Royaume-Uni : Le copyright, obstacle aux commémorations

Antoine Oury - 03.11.2014

Edition - Bibliothèques - oeuvres jamais publiées - Royaume-Uni - musées bibliothèques


En cette période de commémoration de la Première Guerre mondiale, les institutions se débattent régulièrement avec les lois sur le copyright. Les musées et bibliothèques britanniques font ainsi état d'une défaillance de la propriété intellectuelle qui les empêche de présenter certains documents : des lettres de soldat, jamais publiées, sont protégées par la loi jusqu'à 70 ans après la mort de l'auteur. Une campagne vient d'être lancée sur les réseaux sociaux, pour obtenir l'appui du public.

 


'Il y aurait pu y avoir une lettre d'un soldat de la Première Guerre mondiale dans cette vitrine'

La campagne #Catch2039 des musées et bibliothèques britanniques.

 

 

Les différents établissements ayant trait aux archives et au patrimoine se sont entendus pour monter une campagne pour sensibiliser le public : des feuilles blanches seront disposées dans les différentes expositions, avec un écriteau expliquant pourquoi telle ou telle pièce n'aura pas pu être ajoutée aux collections.

 

Une œuvre non publiée, au Royaume-Uni mais aussi ailleurs en Europe, reste protégée par le copyright, jusqu'à 70 ans après la mort de l'auteur.
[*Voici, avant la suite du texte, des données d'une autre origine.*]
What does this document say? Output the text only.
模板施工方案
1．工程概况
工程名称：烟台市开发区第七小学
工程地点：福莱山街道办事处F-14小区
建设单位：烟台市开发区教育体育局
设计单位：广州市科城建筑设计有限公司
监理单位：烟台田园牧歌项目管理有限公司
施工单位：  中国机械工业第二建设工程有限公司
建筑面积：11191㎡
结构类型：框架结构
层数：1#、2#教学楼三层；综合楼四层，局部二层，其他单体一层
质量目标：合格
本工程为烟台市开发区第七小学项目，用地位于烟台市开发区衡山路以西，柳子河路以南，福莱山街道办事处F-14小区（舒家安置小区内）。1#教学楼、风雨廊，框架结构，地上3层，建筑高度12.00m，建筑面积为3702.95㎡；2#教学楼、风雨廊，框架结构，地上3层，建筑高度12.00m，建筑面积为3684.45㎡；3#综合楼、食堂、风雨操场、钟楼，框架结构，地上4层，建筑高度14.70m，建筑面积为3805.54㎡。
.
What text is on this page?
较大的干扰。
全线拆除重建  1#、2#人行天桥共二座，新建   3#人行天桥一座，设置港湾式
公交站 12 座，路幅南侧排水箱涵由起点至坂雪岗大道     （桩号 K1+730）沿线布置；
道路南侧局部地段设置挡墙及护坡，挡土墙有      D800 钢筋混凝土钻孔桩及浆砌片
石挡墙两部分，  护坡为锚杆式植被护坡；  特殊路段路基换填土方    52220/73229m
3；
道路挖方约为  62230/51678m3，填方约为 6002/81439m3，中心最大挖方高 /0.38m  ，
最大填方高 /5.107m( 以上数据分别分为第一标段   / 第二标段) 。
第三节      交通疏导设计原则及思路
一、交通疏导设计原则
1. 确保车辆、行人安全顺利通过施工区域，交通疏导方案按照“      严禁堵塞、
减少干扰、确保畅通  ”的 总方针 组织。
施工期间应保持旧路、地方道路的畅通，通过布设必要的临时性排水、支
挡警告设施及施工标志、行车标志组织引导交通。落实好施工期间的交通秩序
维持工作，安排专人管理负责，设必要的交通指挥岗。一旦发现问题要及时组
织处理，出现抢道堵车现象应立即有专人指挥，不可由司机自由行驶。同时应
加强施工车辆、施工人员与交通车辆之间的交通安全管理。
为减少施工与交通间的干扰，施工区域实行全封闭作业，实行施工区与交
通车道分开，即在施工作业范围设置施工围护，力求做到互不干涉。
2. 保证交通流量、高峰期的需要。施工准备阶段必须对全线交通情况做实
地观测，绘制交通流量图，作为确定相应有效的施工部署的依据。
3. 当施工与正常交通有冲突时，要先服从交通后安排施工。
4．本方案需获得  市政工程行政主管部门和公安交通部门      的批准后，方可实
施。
Ainsi, les lettres d'un poilu mort en 1969, quand bien même elles n'auront jamais été publiées, resteront inaccessibles aux institutions jusqu'en 2039. Une légère contradiction, en regard des différentes opérations de commémoration du conflit. Dans ces conditions, expliquent les institutions, comment effectuer le fameux travail de mémoire ?

 

« Les organisations engagées dans l'héritage culturel doivent prendre le risque de rendre l'œuvre disponible au public, ou bien assumer les coûts de représentation d'œuvres sous droits. C'est le seul choix pour les rendre disponibles, et il n'est pas acceptable », souligne Naomi Korn, consultante en propriété intellectuelle pour la Chair, Libraries and Archives Copyright Alliance.

 

Le public des différentes expositions est invité à prendre en photo les pages blanches, et à les publier sur les réseaux avec le hashtag #Catch2039.